When my daughter and I have our first conversation on Skype (Dublin/Boston), I’m in the midst of reviewing my materials on Gordon Bell and the MyLifeBits program. I tell Rebecca I’m writing about the possibility of being able to archive everything we do. I ask her if she would like to have a record of all of her communications during her time in Dublin: e-mails, texts, instant messages, Facebook communications, calls, conversations, searches, pictures of everyone she has met and all the travelling she has done. She thinks about it. After a silence, she finally says, “Well, that’s a little pack ratty, creepy.” When people are pack rats, the volume of things tends to mean that equal weight is given to every person, conversation, and change of venue. More appealing to her are human acts of remembrance that filter and exclude, that put events into shifting camps of meaning—a scrapbook, a journal. And perhaps, at eighteen, she senses that, for her, archiving might get in the way of living. To live most fully, perhaps we need at least the fiction that we are not archiving. For surely, in the archived life, we begin to live for the record, for how we shall be seen.
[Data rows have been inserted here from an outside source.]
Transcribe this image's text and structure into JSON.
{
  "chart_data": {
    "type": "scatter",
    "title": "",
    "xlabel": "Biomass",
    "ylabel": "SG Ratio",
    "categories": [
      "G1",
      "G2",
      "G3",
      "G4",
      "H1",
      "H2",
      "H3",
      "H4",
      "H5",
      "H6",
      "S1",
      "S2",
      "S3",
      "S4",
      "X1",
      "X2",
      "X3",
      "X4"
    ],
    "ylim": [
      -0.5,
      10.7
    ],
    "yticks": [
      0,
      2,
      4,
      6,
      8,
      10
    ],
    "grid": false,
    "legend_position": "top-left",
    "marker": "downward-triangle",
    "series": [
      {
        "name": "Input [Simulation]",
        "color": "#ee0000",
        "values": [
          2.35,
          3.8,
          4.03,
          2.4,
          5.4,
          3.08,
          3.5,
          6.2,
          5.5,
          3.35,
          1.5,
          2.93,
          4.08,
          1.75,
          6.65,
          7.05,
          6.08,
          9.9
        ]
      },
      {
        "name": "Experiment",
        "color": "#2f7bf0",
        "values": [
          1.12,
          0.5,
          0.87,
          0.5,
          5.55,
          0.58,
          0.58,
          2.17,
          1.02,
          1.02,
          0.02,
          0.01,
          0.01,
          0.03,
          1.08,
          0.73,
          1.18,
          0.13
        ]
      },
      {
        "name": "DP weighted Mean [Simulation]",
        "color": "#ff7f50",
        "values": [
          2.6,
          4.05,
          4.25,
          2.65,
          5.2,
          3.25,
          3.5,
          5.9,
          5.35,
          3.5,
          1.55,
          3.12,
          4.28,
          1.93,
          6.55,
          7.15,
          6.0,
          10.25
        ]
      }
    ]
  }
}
As Rebecca and I talk about what has weight for her in her year abroad, I tell her that, prompted by her absence, I have been looking over my freshman-year correspondence with my mother. I ask my daughter if she would like to write me a letter. Since she already sends me regular text messages and we’re now on Skype talking about what shoes she should wear to the “Back to the Future” Ball at her Dublin College, she has a genuine moment of puzzlement and says, “I don’t know what my subject could be.” I appreciate that with the amount of communication we have, it could well seem that all topics have been exhausted. Nevertheless, I say something like, “You could write about your thoughts about being in Ireland, how you feel about it. Things that would mean special things to me.” Over time, over distance, through the fishbowl of Skype, Rebecca stares at me from her dorm room and repeats, “Maybe if I could find a subject.”
As I talk to Rebecca about the pleasures of my correspondence with my mother, she comments sensibly, “So send me a letter.” And so I have.